By then Zmudowski had arrived. “My God.”
“Hurry, go and get supplies,” said Lucius.
“Not in the church,” said Margarete. “Take me to the sacristy. I don’t want the pity of the men.”
Zmudowski looked to Lucius.
“Go,” said Lucius, “Hurry. Please.”
He led her, stumbling, through the gate and into the courtyard, and on into her room.
It was his first time inside, and he was struck by a sense of having suddenly entered into a private world, and one quite different from what he had imagined. It seemed almost too empty, too small, too sad even, to think that she passed so many hours there alone. Too human, he thought. As if he had stumbled upon her diary only to discover that she thought the same simple, common thoughts as everybody else. Bunches of dried wildflowers decorated the bare walls, her greatcoat hung from a peg, and a single shelf of rough-hewn pine held a blanket and a pile of folded garments. A stool sat at the priest’s desk, where several medical handbooks had been neatly stacked. Wounds and Dressings. Drill Regulations for Sanitary Officers. Field Surgery in the Zone of the Advance. Her bed sat beneath the single window, and a piece of paper had been pinned to the wall under the sill. As he approached he saw it was one of Horváth’s sketches. Movement stopped; the world emptied of air. But it was just a country scene, a little Carpathian village nestled on a mountain slope. Valley of trees and pasture. On a road, a little girl was walking, a bundle of hay upon her back.
If Margarete sensed the tremor that passed through him, she said nothing. By then Zmudowski had arrived, and together they lay her down beneath the window light, placed a towel beneath her head. Lucius leaned over to examine her, slowly peeling off the wimple from where he had pressed it to her face. Slowly, he palpated her head, her neck, then, gently, her face, conscious of the intimacy of it all, how close she was. His first fear, that Horst had fractured her skull, was now replaced by a worry that she’d suffered damage to her eye. In this case, the manuals were firm. A globe which has been damaged should be trimmed off and the orbital vessels ligated. He had done this twice before, could do this, but he didn’t know if he could do it to her.
He looked.
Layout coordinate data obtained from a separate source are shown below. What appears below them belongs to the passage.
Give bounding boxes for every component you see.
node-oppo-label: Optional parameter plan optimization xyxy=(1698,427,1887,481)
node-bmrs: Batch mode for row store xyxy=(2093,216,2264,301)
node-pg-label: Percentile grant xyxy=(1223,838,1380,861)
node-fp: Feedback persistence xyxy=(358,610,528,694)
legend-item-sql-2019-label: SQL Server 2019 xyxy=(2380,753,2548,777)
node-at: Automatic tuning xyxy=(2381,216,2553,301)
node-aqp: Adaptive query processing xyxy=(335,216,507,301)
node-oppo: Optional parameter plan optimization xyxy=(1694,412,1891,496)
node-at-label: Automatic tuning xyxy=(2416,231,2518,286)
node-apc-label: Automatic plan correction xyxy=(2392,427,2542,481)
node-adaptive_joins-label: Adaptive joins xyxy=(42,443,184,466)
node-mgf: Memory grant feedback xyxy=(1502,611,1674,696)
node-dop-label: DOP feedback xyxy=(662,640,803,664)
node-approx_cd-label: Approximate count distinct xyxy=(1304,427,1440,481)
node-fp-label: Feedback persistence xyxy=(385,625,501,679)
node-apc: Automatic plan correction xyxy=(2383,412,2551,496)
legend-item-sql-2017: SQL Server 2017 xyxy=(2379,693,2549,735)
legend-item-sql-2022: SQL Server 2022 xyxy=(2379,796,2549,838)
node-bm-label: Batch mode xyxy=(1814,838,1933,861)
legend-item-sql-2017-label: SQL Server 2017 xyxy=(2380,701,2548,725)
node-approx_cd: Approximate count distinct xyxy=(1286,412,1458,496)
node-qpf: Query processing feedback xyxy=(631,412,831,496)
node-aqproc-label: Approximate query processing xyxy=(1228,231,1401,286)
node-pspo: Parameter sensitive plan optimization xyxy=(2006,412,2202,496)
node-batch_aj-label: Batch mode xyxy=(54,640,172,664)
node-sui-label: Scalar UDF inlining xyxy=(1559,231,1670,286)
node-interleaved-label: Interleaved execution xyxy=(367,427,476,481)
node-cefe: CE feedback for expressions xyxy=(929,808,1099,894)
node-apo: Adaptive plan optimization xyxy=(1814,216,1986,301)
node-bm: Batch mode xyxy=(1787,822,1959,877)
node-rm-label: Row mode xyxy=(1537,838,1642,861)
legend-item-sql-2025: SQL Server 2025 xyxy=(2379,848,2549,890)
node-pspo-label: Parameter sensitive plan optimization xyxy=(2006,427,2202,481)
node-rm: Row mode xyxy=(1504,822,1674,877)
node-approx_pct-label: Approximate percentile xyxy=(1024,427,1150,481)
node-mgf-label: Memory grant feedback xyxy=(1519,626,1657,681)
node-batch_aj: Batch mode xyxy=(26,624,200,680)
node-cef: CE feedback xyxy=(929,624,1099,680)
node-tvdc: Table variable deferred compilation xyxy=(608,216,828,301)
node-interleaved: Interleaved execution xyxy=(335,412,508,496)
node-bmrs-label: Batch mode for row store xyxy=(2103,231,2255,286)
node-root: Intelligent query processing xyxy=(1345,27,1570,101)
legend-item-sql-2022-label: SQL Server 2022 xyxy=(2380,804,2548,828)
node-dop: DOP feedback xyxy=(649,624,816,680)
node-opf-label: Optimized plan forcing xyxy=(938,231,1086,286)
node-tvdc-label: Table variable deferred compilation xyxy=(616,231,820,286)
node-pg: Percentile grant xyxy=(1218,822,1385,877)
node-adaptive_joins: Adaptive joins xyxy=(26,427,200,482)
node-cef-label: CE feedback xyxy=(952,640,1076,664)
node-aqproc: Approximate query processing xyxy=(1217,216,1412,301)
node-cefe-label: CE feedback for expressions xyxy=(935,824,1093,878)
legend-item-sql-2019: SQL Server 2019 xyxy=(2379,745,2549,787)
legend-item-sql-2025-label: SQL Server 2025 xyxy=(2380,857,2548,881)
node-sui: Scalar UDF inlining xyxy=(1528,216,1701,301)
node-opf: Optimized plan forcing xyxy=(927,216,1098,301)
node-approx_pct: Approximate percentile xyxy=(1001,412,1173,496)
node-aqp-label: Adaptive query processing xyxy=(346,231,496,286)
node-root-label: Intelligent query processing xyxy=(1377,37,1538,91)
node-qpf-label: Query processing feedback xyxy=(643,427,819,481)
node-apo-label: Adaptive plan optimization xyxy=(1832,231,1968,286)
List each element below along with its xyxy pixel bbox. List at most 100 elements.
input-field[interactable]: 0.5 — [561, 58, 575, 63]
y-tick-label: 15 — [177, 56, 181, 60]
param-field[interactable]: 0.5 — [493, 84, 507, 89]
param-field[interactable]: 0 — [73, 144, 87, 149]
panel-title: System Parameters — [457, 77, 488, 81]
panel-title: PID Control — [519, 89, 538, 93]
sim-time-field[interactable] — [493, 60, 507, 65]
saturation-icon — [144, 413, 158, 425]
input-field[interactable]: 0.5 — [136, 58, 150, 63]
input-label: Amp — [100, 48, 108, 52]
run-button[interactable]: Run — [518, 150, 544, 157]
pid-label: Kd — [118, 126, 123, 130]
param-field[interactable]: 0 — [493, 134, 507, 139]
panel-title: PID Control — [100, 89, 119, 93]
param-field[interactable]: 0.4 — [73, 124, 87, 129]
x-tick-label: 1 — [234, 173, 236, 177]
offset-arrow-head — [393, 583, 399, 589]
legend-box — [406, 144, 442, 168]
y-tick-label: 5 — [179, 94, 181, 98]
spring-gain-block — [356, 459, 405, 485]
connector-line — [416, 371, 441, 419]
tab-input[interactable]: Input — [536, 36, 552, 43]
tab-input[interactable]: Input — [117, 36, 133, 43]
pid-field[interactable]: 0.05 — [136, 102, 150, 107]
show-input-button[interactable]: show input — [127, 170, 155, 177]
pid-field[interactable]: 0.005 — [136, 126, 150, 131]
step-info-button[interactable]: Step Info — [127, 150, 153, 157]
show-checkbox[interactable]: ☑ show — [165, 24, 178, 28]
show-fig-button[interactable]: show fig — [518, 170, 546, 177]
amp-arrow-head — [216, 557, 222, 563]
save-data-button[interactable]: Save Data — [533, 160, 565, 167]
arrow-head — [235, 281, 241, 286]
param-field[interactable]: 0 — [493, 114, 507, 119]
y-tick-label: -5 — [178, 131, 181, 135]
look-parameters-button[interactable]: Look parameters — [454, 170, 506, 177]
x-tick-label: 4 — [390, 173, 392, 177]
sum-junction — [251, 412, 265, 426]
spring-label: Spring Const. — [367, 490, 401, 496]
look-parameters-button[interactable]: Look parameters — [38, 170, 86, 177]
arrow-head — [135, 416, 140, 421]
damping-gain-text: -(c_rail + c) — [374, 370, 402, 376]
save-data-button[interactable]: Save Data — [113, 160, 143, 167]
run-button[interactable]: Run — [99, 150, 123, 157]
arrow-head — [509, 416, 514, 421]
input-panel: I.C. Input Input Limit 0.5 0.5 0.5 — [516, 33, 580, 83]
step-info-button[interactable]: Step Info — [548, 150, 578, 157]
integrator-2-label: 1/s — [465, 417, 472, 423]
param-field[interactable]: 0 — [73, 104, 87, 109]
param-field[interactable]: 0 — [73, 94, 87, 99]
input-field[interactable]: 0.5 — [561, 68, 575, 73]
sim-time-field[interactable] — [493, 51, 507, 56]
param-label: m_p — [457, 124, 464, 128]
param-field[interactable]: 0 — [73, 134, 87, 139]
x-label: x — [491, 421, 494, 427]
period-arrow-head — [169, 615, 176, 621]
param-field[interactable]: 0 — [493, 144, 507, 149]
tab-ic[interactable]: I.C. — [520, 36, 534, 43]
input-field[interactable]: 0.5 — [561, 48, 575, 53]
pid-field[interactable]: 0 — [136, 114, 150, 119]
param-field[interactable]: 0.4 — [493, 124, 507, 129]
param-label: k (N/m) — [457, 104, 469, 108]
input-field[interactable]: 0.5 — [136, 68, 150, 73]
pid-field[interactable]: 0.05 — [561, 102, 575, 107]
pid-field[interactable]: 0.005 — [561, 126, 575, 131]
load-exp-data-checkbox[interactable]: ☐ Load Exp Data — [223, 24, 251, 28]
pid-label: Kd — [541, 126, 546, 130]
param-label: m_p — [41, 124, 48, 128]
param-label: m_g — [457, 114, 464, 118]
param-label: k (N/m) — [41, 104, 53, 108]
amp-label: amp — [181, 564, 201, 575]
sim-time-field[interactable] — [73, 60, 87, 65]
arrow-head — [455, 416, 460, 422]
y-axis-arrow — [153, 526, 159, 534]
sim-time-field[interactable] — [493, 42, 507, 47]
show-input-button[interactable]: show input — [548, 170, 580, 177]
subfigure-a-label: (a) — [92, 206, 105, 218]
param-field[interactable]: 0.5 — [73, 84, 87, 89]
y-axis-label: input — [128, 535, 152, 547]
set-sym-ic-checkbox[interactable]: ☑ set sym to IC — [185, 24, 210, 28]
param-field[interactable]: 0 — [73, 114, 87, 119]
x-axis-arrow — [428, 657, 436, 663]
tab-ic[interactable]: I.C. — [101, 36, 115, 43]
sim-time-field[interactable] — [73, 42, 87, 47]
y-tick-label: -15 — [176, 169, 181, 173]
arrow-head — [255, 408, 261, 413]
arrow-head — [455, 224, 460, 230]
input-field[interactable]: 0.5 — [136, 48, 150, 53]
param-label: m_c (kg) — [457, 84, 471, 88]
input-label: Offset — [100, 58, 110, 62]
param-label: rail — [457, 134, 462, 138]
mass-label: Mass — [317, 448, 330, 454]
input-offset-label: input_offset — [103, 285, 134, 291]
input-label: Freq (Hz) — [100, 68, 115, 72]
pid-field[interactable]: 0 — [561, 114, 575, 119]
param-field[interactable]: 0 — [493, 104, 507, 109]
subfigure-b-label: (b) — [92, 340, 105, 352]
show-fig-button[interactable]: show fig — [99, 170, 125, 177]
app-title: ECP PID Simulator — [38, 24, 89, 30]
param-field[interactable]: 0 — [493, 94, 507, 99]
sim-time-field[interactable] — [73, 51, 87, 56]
Her lids were now swollen shut. Lacerations circumscribed her eye, now black with dirt and blood. “Tetanus antitoxin,” he said to Zmudowski, who already had the needle prepared. Then, “Saline.”
Zmudowski handed him the bottle.
“Dressing.”
He cleaned her gently. Beneath her eye, a small artery was oozing swiftly, blood welling with each pass of the rinse.
“Sutures,” he said. Then to Margarete, “There is a laceration of a branch of the facial artery.” As if she were operating by his side.
“Yes, Doctor. That would explain the quantity of blood.” Her voice calmer than his.
He removed the dressing, placing the little finger of his left hand on the bleeding vessel, while he irrigated the wound again. Then with his right hand, he looped the suture around the vessel and tied it off. Again, he washed the wound. Dirt and dried blood ran over her cheeks and into her ears and hair. Again he irrigated, this time with antiseptic. Gently then, he began to palpate the area for fractures. He saw her wince.
“Cocaine.”
Zmudowski handed him the syringe.
“What do you see?” she asked.
“The bone seems stable, thank God. I am going to check the globe.”
Slowly he parted her lids. He had never seen her eyes so close. A burst vessel on the cornea had flooded the white with a vivid scarlet fan. Against this, the grey iris seemed rimmed in green, gold-flecked. He saw her pupil accommodating to take him in.